7.12.05

Plano de separação



Finalmente se separaram. Ela pagou a última prestação do carro que ele comprou. Ou compraram juntos? Difícil saber, uma vez que tudo estava tão misturado: dinheiro, sentimentos, vida profissional, livros. Discos nem tanto – ela não era de ouvir muita coisa.

O plano de separação começou há um ano, ela não queria tirá-lo da sua vida assim, feito um cão que a gente escorraça sem nem pensar no que ele vai sentir. Tinha muita consideração por ele e o amava até pouco tempo. Amou sair com ele, viajar, jantar fora, se arrumar pra ele. E o sexo? Era perfeito. Mas nem sempre foi assim, eles tiveram que aprender, tiveram momentos difíceis entre eles a decisão sobre um aborto que de fato se consumou. Mas eles superaram, ela nem tanto.
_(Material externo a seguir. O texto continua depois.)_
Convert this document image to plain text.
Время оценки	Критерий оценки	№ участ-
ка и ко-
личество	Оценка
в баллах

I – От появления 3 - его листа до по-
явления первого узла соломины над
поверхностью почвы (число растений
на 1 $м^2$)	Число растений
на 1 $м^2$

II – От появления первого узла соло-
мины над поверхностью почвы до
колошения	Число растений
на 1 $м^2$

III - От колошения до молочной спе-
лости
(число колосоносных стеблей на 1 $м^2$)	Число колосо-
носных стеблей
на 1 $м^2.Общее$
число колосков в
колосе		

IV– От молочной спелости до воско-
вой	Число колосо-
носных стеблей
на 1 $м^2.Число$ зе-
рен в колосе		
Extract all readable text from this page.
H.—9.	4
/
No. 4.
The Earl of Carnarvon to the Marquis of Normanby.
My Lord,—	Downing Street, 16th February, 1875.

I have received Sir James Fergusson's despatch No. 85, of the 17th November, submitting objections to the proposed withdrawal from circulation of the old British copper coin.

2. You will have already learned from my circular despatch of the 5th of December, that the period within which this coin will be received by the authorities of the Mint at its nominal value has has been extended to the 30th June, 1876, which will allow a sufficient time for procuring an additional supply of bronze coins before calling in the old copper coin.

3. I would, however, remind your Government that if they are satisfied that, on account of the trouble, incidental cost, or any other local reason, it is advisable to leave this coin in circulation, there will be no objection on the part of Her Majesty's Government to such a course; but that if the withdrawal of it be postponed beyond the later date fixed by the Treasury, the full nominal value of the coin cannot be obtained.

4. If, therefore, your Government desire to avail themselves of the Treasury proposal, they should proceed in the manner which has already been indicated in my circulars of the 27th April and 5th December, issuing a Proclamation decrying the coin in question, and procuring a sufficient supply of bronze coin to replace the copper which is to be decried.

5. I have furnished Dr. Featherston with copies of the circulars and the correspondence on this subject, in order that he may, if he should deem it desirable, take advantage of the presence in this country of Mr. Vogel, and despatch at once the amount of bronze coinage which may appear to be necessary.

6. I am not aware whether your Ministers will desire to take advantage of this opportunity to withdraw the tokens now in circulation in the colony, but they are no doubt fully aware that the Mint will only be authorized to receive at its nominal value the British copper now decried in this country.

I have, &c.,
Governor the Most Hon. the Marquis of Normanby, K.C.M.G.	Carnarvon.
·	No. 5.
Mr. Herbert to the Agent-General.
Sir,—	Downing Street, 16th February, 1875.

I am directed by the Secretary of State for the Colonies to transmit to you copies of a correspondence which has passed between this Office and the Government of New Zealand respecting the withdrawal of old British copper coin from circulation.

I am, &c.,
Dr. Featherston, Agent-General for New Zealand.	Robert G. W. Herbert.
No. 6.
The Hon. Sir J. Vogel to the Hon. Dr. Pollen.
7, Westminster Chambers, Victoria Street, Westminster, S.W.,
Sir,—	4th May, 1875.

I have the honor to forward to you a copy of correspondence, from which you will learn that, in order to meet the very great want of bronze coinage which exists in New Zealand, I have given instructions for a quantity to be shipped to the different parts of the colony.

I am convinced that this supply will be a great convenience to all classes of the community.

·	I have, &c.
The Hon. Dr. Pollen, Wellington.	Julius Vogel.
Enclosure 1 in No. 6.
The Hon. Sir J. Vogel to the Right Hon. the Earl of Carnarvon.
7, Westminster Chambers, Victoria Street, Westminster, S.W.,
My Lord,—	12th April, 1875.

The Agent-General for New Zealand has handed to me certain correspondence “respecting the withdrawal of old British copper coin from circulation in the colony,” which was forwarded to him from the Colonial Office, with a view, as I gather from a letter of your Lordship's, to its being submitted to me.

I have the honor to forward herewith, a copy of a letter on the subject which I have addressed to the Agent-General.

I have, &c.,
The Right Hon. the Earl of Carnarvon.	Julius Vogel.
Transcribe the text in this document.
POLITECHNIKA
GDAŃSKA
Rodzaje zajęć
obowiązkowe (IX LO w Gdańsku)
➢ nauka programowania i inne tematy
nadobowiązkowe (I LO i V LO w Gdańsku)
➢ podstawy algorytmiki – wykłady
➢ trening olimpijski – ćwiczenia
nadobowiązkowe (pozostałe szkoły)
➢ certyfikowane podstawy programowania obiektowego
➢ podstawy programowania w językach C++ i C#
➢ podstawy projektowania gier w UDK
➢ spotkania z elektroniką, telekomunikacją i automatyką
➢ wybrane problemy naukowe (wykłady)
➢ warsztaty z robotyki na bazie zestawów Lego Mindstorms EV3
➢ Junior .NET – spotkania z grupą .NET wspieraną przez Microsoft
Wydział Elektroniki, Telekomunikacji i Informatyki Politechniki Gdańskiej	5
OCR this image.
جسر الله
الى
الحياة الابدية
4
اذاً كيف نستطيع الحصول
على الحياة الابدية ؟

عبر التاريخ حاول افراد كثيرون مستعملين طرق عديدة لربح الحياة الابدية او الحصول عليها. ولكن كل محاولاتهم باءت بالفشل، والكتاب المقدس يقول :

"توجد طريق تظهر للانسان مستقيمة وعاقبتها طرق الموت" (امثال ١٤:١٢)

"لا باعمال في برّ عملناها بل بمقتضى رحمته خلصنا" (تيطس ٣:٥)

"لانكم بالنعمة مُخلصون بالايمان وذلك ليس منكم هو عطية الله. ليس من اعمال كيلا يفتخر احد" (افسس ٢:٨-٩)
Por isso tudo, ela levou um ano para amadurecer a idéia de separação. Depois de mais 12 num relacionamento que alguns amigos invejavam, outros admiravam, alguns não entendiam como dava tão certo. Estava decidida, queria ser livre, mesmo que por pouco tempo. Queria deitar em camas novas, beijar bocas diferentes ou até mesmo não beijar. Queria paquerar o bonitão no carro ao lado sem culpa. Tinha se decidido, com todos os argumentos na mão: mentira, saco cheio, falta de paciência, desgaste, brigas constantes, impaciência, falta de romance. Como se vê, um pacote e tanto para pôr fim em qualquer casamento.

Dizem que quem está casado tem sexo garantido. Quem é homem, além do sexo, perde o conforto de ter as cuecas limpas e dobradas na gaveta, as camisas com todos os botões bem pregados, as toalhas de banho com perfume de lavanda. Mas que tipo de homem se importa com esses mimos? Pelo tanto de besteira que fazem, poucos.

Decisão tomada, só faltava colocar o plano em prática. Ele teria que desocupar a parte do armário, lembrar onde estão os documentos, juntar todos os cds e revistas, e mais uma porção de tranqueiras. Ela chegou a esboçar um leve sorriso quando lembrou que não iria mais dividir nada: a cama, o quarto, o banheiro, tudo só pra ela. Só achava ruim ficar sem sexo, pelo menos no próximo fim de semana, que era quando tinham tempo para se dedicar às rotinas matrimoniais. Mas não queria pensar nisso agora, queria aproveitar ao máximo a efêmera sensação de liberdade que antecede a solidão – que ela sabia já estar ali, pronta para tomar o lugar do seu ex-marido.

2 comentários:

Elisa Quadros e Valeria Semeraro disse...

engraçado o poder de um elogio, faz tão bem e a gente aprendeu que só pode responder obrigado. é pouco, obrigado é muito pouco.

Anônimo disse...

a um bom tempo, ter o que perder é cultuado. um bom texto e muito bem colocado. parabéns.